Faraday's law says that EMF can be induced in a coil, if magnetic field through the coil is changed in magnitude or direction, w.r.t. the time. The magnitude of induced EMF can be calculated using the Faraday's law. The direction of the induced current can be find out by the help of Lenz's law. It is given by the expression:

{eq}\begin{align} \epsilon & = -\dfrac{\Delta \phi}{\Delta t} \\ \epsilon & = - A \dfrac{\Delta B }{\Delta t} \\ \end{align} {/eq}.

where,

• A is the area of the coil, which is {eq}A = \pi r^2 {/eq}
• {eq}\Delta B {/eq} is the change in magnetic field a solenoid, and
• {eq}\Delta t {/eq} is time.

## Answer and Explanation:

Given:

• Number of turns in a circular coil is {eq}N = 125 \ \text {turns} {/eq}
• The radius of a coil is {eq}r = 18.0 \ cm = 18.0 \times 10^{-2} \ m {/eq}
• The change in magnetic field is {eq}dB = B_2 - B_1 = 0.350 - 1.90 = -1.55 \ T {/eq}
• The angle between the magnetic field lines and the normal (perpendicular) to A is {eq}\theta = 0^\circ {/eq}
• The time duration is {eq}dt = 2.40 \ s {/eq}
• The resistance of the coil is {eq}R = 6.00 \ \Omega {/eq}

Let

• The magnitude of the induced current in the coil is {eq}I {/eq}.
• The magnitude of the average EMF induced in the coil is {eq}\varepsilon {/eq}.

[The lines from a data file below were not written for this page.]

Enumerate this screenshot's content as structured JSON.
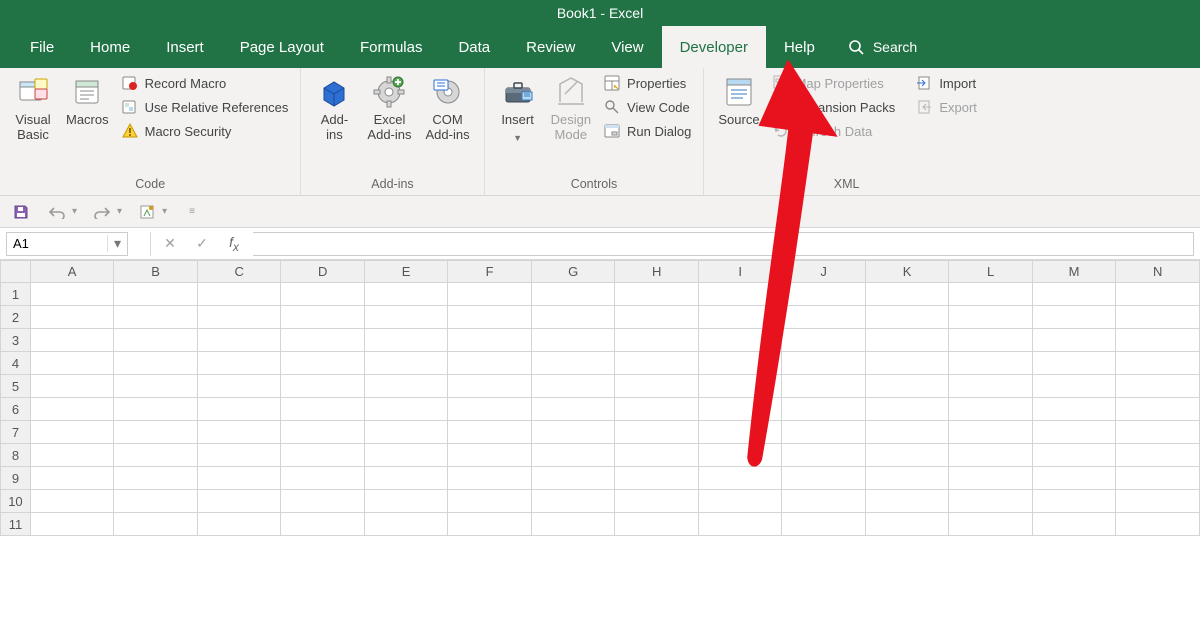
{
  "title": "Book1  -  Excel",
  "tabs": [
    "File",
    "Home",
    "Insert",
    "Page Layout",
    "Formulas",
    "Data",
    "Review",
    "View",
    "Developer",
    "Help"
  ],
  "active_tab": "Developer",
  "search_label": "Search",
  "ribbon": {
    "code": {
      "visual_basic": "Visual\nBasic",
      "macros": "Macros",
      "record_macro": "Record Macro",
      "use_relative": "Use Relative References",
      "macro_security": "Macro Security",
      "group_label": "Code"
    },
    "addins": {
      "addins": "Add-\nins",
      "excel_addins": "Excel\nAdd-ins",
      "com_addins": "COM\nAdd-ins",
      "group_label": "Add-ins"
    },
    "controls": {
      "insert": "Insert",
      "design_mode": "Design\nMode",
      "properties": "Properties",
      "view_code": "View Code",
      "run_dialog": "Run Dialog",
      "group_label": "Controls"
    },
    "xml": {
      "source": "Source",
      "map_props": "Map Properties",
      "expansion": "Expansion Packs",
      "refresh": "Refresh Data",
      "import": "Import",
      "export": "Export",
      "group_label": "XML"
    }
  },
  "namebox_value": "A1",
  "formula_value": "",
  "columns": [
    "A",
    "B",
    "C",
    "D",
    "E",
    "F",
    "G",
    "H",
    "I",
    "J",
    "K",
    "L",
    "M",
    "N"
  ],
  "rows": [
    1,
    2,
    3,
    4,
    5,
    6,
    7,
    8,
    9,
    10,
    11
  ]
}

After plugging the given values in the formula of average induced emf, we get the magnitude of induced current in the coil ;

{eq}\begin{align} \varepsilon & = - N \dfrac { d\phi} {dt} \\ IR & = - N \dfrac { d } {dt} (BA\cos\theta ) \\ 6.00 I & = - N A \cos\theta \dfrac { dB } {dt} \\ 6.00 I & = - N A \cos\theta \dfrac { (B_2 -B_1 ) } {dt} \\ 6.00 I & = - (125) \pi (18.0 \times 10^{-2})^2 \ cos0^\circ \left \{ \dfrac { -1.55 } { 2.40 } \right \} \\ 6.00 I & = -( 12.7 ) ( -0.65 ) \\ I & = \dfrac {8.26 } {6.00 } \\ \implies I & = 1.38 \ A \\ \end{align} {/eq}

Here, the axial component of the field points away from the viewer and the induced emf is in opposite direction, so according to the right hand rule the induced current is flowing counterclockwise.

Hence, the magnitude of the induced current in the coil is {eq}1.38 \ A {/eq} which is flowing counterclockwise.